Yeah, and the doctor did ask if work stress was an issue, and you know what? My boss is that stress. Effing evil boss lady. Thanks for eroding my esophagus…..Great job being a good, caring boss. God help you when I leave this job. I won’t expect a good reference from you because I’m going to be HONEST in my exit interview. About EVERYTHING.





Oh, St. Patrick’s Day…

8 03 2009

st-patricks-day-thumb1912992… how I hate you. Mostly based on my mother’s reaction to it. I just remember her saying that I was more Irish than the people who think the are “Irish” were. And for the most part, she’s 99% correct. See, my mother’s family is Irish. Not a family who arrived here oh, so long ago, and raised their family here like most “Irish” people on St. Patrick’s Day. But really Irish. As in my Nana and Granda were born there. As were my two uncles and my aunt. Shortly before my mother was born, the family picked up and moved to Glasgow, Scotland. So in reality, I am a first generation Scotch-Irish (more on the Irish) and French-Canadian (more on the Canadian) American.

And everyone who thinks they are Irish because some family member came here oh-so-many years ago, I am more Irish than you are. Believe me. How do I know? Because I despise the way people react to this one day a year.Saying you are Irish, does not mean you should or can drink as much as you weigh.

For the past 7 years, this coming Saturday will be the 8th straight, I have worked the daylight shift at My Living Room on St. Patrick’s Day Saturday. The day of the parade. We’re not busy for a while. But all of a sudden, the you-know-what hits the fan. It gets so bad that my shift, the 11am – ? shift, which usually ends around 6 or 7 pm, ends at oh, somewhere between 8 & 10pm. And we’re so busy that we can’t even reconcile a cash register drawer. We’re lucky to get out with our tips in hand and hope our drawer ends up straight.

I can’t tell you how many people come in and ask, “Are you Irish?” No, I’m not. Those green eyes and super-duper pale skin are just for FUN. And the sunburns in the summer? Also for fun. I may not be a redhead, but good lord, did I get all the Irish my mom had to pass along. My sister? Not so much.She got more of my dad when it comes to it. (However, I’m sure if the two of us were ever seen on St. Patrick’s Day by a bunch of drunkards, they’d think they stumbled into Irish heaven. Just sayin’)
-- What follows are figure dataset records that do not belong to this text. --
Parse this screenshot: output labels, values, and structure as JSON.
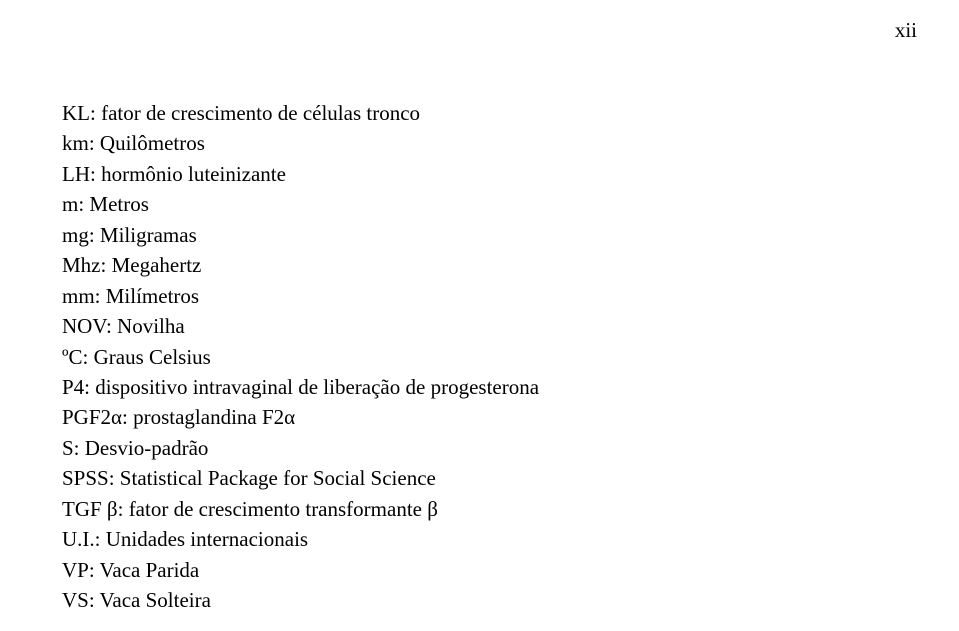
{
  "page_number": "xii",
  "lines": [
    "KL: fator de crescimento de células tronco",
    "km: Quilômetros",
    "LH: hormônio luteinizante",
    "m: Metros",
    "mg: Miligramas",
    "Mhz: Megahertz",
    "mm: Milímetros",
    "NOV: Novilha",
    "ºC: Graus Celsius",
    "P4: dispositivo intravaginal de liberação de progesterona",
    "PGF2α: prostaglandina F2α",
    "S: Desvio-padrão",
    "SPSS: Statistical Package for Social Science",
    "TGF β: fator de crescimento transformante β",
    "U.I.: Unidades internacionais",
    "VP: Vaca Parida",
    "VS: Vaca Solteira"
  ],
  "styles": {
    "font_family": "Times New Roman",
    "font_size_pt": 16,
    "text_color": "#000000",
    "background_color": "#ffffff",
    "line_height": 1.45
  }
}
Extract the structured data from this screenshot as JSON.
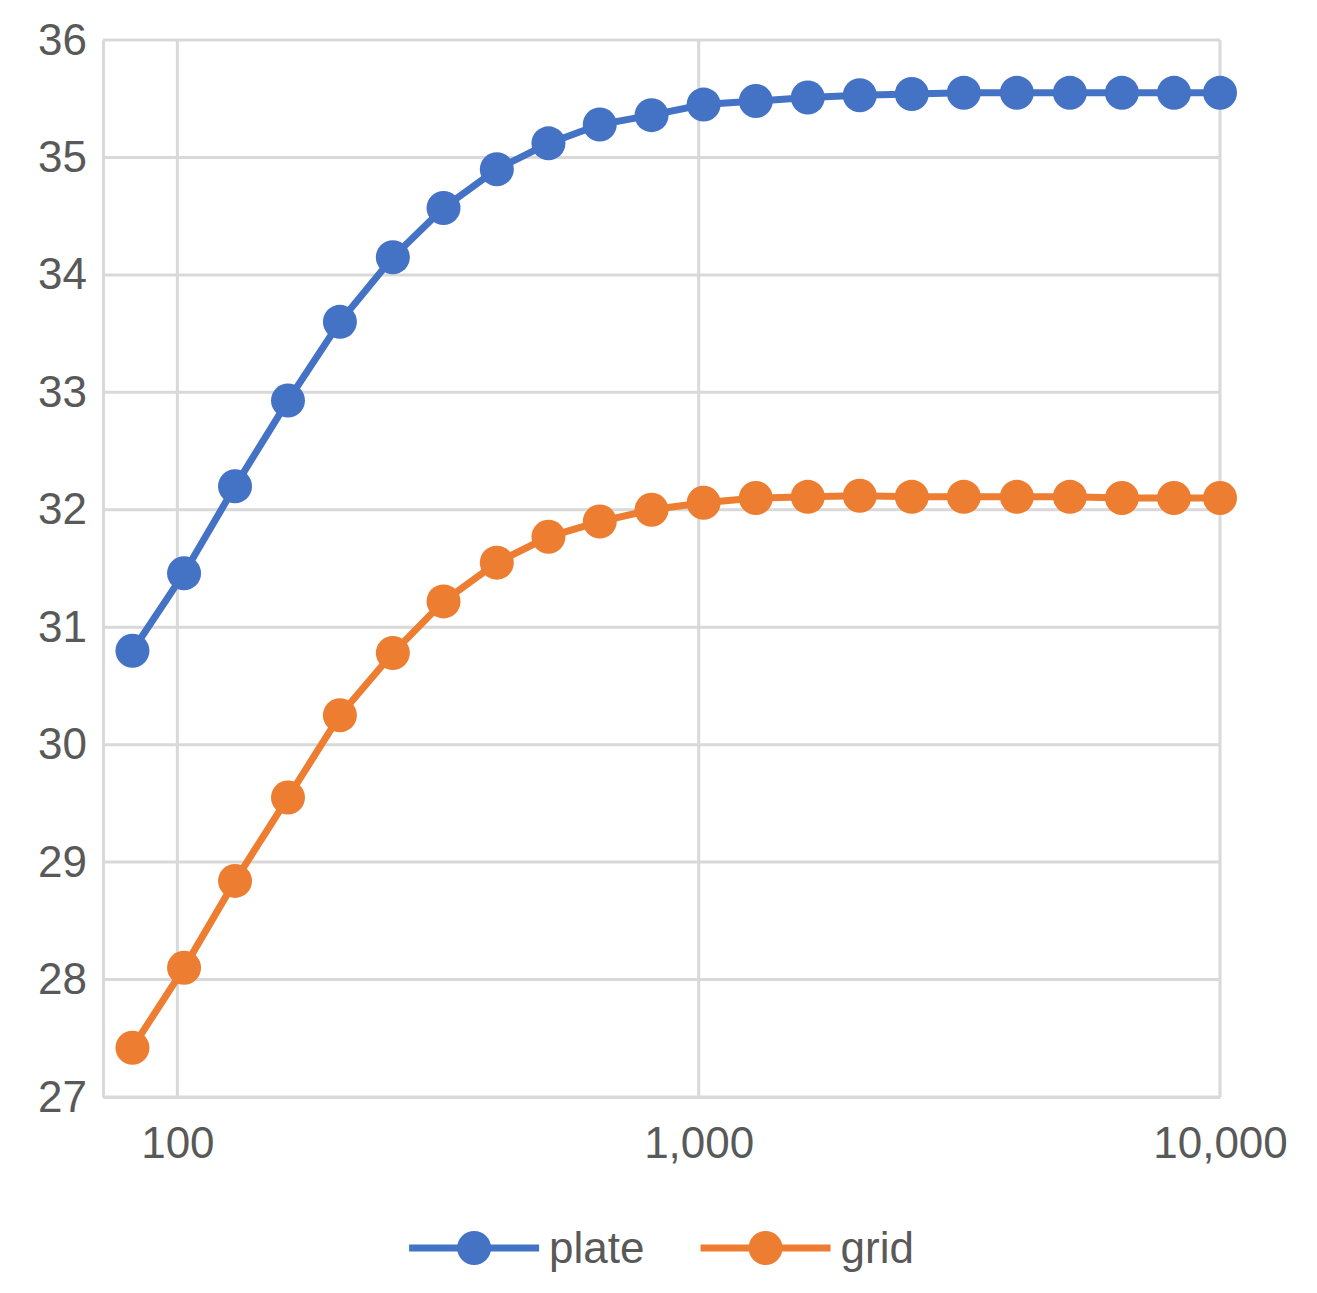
{
  "chart_data": {
    "type": "line",
    "x": [
      82,
      103,
      129,
      163,
      205,
      259,
      324,
      410,
      515,
      646,
      812,
      1022,
      1287,
      1619,
      2037,
      2563,
      3225,
      4077,
      5153,
      6484,
      8161,
      10000
    ],
    "series": [
      {
        "name": "plate",
        "color": "#4472c4",
        "marker": "circle",
        "line_style": "solid",
        "values": [
          30.8,
          31.46,
          32.2,
          32.93,
          33.6,
          34.15,
          34.57,
          34.9,
          35.12,
          35.28,
          35.36,
          35.45,
          35.48,
          35.51,
          35.53,
          35.54,
          35.55,
          35.55,
          35.55,
          35.55,
          35.55,
          35.55
        ]
      },
      {
        "name": "grid",
        "color": "#ed7d31",
        "marker": "circle",
        "line_style": "solid",
        "values": [
          27.42,
          28.1,
          28.84,
          29.55,
          30.25,
          30.78,
          31.22,
          31.55,
          31.77,
          31.9,
          32.0,
          32.06,
          32.1,
          32.11,
          32.12,
          32.11,
          32.11,
          32.11,
          32.11,
          32.1,
          32.1,
          32.1
        ]
      }
    ],
    "xlim": [
      72,
      10000
    ],
    "xticks": [
      100,
      {
        "value": 1000,
        "label": "1,000"
      },
      {
        "value": 10000,
        "label": "10,000"
      }
    ],
    "ylim": [
      27,
      36
    ],
    "yticks": [
      27,
      28,
      29,
      30,
      31,
      32,
      33,
      34,
      35,
      36
    ],
    "log": "x",
    "grid": true,
    "legend": "bottom"
  }
}
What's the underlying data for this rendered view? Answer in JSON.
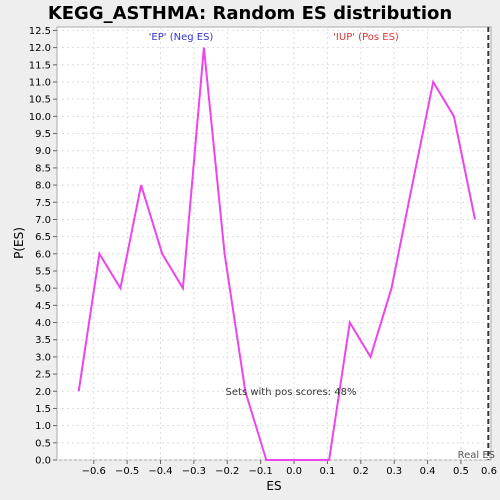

Knowing my job, and how to make money at it when I need or have to… or on days like this, when it rolls in… I dress the part. So I’ll probably get a haircut Friday night, to tame my curls a bit. (And cause Florida does NOTHING for my hair. Ever.) And I’ll wear green. And if you can’t see those Irish Eyes at that point, well, you’re too drunk to wait on.

Good luck next Saturday y’all. I hope we all make it through in one piece. And of course, all of my friends are welcome to stop in and say hi. Just be sober enough to not make the nice Claire angry. Cause after this weekend, there’s no way I’m showing up at My Living Room NOT angry.

Again, Good Luck, y’all.

I only added that song for those of us who missed the show last week. And for “my” Danny, with whom I intend to share this blog with tonight. Yes, my rugby friends, I’m sharing it with him. After I saw his response to my email today about my blood issues, I think I gained a new-found respect for him supporting the bar. Love it. Thank you, Danny.